AL COMPÀS DE LOS DÌAS
LOS KIRCHNER
12/08/2009
MANUEL FELIPE SIERRA
La sonrisa cálida, el regocijo y la alegría de Cristina Kirchner eran ajenos a la coquetería femenina. Ahora había firmado un acuerdo con Chávez sin esfuerzo alguno. A diferencia de la práctica de los negocios, en este caso el comprador hizo la oferta, fijó los términos y convino gozoso en el monto de la operación.
Chávez y Cristina firmaban 22 acuerdos por 100,1 millardos de dólares. Se echaba atrás una negociación con Colombia por diez mil automóviles que serán suministrados por fábricas argentinas. Para curarse en salud Cristina exclamó: “no le estamos quitando nada a nadie”. Es de imaginarse el gesto de asombro de los exportadores colombianos. Los anuncios fueron más allá: se comprarán 80.000 toneladas de carne y 32.000 toneladas de arroz “paddy” para prevenir una eventual escasez. Chávez lo agradeció como “un apoyo a la soberanía alimentaria nacional”; y como otra prueba de agradecimiento garantizó “a la Argentina todo el suministro de crudo y gas que necesite en este siglo”. Para que el favor fuera completo, los empresarios venezolanos tendrán que pagar aranceles de hasta 15,5% lo que no ocurría con las compras hechas con Colombia. Como si fuera poco, señala “El Nacional”: “la mayoría de los acuerdos se efectuó entre empresarios argentinos y compañías del Estado venezolano, con lo cual se reduce el riesgo de retraso en la cancelación, que tanto preocupaba a los visitantes”.

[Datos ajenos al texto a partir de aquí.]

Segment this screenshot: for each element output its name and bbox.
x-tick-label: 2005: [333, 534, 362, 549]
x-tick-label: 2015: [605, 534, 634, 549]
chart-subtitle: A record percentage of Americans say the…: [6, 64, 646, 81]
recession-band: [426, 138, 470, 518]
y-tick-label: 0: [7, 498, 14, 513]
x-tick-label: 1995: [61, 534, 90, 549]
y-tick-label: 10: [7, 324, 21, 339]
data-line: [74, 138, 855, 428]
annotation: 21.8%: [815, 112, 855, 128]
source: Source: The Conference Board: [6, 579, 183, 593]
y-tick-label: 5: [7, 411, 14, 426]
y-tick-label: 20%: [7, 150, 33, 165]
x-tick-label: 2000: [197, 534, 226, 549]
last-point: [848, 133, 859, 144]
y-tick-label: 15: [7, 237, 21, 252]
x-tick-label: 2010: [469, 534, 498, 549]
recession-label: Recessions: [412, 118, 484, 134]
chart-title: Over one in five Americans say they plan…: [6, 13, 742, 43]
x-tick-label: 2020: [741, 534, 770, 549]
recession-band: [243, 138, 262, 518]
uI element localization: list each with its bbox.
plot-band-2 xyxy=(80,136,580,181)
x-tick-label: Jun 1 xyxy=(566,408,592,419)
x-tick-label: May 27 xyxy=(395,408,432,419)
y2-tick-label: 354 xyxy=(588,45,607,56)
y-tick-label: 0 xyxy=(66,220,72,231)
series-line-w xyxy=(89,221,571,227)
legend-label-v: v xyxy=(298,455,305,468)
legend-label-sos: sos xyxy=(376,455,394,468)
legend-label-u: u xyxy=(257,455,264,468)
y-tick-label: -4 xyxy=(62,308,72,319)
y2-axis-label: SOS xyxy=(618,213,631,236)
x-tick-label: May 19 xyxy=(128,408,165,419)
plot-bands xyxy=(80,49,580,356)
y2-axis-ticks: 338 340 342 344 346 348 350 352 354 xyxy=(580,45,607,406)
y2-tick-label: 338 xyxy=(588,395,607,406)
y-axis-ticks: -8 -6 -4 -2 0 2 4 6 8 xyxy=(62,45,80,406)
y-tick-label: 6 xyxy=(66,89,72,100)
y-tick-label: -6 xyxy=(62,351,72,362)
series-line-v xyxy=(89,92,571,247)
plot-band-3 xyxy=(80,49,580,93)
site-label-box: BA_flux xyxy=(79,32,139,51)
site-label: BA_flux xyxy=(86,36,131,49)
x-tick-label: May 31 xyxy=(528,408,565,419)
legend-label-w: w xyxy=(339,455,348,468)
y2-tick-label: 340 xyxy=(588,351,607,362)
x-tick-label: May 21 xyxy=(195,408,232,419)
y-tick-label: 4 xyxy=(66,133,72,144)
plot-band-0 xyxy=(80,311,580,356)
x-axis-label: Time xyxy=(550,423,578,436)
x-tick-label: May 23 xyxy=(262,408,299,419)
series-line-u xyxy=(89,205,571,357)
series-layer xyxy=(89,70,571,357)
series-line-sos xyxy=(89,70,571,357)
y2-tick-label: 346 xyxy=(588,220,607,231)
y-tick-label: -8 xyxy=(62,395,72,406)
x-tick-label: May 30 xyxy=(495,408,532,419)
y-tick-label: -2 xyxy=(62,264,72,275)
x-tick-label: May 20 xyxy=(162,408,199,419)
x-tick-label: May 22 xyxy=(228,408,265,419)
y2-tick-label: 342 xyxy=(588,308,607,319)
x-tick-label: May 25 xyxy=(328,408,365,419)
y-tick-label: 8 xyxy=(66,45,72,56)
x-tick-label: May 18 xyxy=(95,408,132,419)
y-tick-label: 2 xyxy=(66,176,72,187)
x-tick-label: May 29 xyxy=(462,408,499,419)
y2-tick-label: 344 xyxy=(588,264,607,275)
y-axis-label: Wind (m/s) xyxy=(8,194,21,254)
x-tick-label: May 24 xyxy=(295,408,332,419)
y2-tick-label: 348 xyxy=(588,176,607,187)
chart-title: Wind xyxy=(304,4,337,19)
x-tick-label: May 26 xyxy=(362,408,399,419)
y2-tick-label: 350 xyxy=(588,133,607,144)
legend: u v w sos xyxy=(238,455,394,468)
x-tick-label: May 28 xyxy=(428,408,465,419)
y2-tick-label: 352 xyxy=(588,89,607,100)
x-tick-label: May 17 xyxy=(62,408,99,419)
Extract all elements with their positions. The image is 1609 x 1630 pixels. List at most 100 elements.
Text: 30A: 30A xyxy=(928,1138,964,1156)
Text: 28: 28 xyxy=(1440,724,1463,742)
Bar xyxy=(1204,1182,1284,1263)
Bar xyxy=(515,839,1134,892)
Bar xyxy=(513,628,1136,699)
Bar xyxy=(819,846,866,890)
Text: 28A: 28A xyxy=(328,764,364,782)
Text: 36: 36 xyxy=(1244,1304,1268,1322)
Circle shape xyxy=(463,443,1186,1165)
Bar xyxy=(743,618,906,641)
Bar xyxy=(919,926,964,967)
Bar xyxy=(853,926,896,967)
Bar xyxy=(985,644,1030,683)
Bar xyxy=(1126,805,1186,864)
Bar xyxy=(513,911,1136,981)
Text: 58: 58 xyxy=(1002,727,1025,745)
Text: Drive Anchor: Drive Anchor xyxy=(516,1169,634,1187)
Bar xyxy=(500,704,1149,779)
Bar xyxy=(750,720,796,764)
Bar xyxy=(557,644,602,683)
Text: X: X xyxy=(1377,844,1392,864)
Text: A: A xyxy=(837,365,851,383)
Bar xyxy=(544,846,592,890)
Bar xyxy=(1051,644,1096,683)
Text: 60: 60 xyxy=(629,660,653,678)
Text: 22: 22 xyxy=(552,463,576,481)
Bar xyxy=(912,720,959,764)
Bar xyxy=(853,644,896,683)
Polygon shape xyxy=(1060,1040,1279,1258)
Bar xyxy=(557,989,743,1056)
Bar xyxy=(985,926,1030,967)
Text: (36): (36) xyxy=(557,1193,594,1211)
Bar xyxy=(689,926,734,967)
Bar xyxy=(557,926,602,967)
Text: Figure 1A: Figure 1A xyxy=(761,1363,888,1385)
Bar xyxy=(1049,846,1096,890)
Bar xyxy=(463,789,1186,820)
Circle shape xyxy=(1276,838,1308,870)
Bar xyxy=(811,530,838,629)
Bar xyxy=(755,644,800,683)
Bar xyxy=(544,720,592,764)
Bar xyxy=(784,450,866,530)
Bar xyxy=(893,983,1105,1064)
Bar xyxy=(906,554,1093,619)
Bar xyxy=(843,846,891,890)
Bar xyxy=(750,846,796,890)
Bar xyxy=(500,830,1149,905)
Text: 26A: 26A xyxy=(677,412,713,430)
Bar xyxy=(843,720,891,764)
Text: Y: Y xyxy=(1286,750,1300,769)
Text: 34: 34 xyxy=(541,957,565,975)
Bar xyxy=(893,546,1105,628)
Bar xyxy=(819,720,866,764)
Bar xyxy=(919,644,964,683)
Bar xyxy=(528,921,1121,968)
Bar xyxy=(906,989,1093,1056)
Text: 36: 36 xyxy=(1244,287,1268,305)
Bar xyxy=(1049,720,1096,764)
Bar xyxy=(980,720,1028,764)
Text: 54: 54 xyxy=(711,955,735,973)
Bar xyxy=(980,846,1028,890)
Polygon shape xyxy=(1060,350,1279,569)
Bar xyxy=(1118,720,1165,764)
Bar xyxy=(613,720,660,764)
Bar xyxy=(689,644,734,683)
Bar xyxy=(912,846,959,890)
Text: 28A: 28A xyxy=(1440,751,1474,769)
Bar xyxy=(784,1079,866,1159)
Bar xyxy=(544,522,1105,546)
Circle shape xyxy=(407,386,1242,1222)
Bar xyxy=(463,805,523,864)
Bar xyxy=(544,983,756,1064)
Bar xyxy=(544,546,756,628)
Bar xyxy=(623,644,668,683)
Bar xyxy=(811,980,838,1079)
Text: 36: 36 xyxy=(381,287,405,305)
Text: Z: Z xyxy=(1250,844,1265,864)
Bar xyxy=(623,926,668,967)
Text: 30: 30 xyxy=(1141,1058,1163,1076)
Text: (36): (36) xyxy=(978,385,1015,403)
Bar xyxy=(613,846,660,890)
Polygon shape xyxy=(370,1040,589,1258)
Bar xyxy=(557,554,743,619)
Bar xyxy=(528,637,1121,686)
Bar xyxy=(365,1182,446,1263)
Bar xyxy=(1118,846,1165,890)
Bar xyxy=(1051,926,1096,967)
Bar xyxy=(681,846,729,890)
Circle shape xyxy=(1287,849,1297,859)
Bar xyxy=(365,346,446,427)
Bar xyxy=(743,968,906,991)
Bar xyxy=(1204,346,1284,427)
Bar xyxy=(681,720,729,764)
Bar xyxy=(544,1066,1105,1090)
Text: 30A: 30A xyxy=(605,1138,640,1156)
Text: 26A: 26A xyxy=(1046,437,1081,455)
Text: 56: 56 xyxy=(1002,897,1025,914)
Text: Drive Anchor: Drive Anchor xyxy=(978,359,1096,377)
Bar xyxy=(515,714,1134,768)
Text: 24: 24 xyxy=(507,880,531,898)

No es la primera vez que Chávez utiliza los recursos de todos los venezolanos para solventar urgencias de la pareja Kirchner. Cuando los apuros financieros del “chanta” Néstor eran más graves por la desconfianza y la aprensión de los mercados internacionales, Chávez hizo el papel de un FMI dadivoso y compró una jugosa emisión de “bonos basura”. Ya se sabe, que para atender los apremios logísticos de la campaña electoral de Cristina los dólares de PDVSA recorrían en maletines la ruta Caracas-Buenos Aires, hasta que el desprevenido Antonini Wilson cayó in fraganti en una aduana. Mientras Chávez y la pareja Kirchner bailan eufóricos la milonga diplomática, se pone en claro el drama venezolano: un país que quema sus recursos en importaciones alegres a costa de la desinversión en el campo, el desempleo, la ruina de las economías regionales y la más espantosa destrucción de su aparato productivo. Los Kirchner bien valen un tango.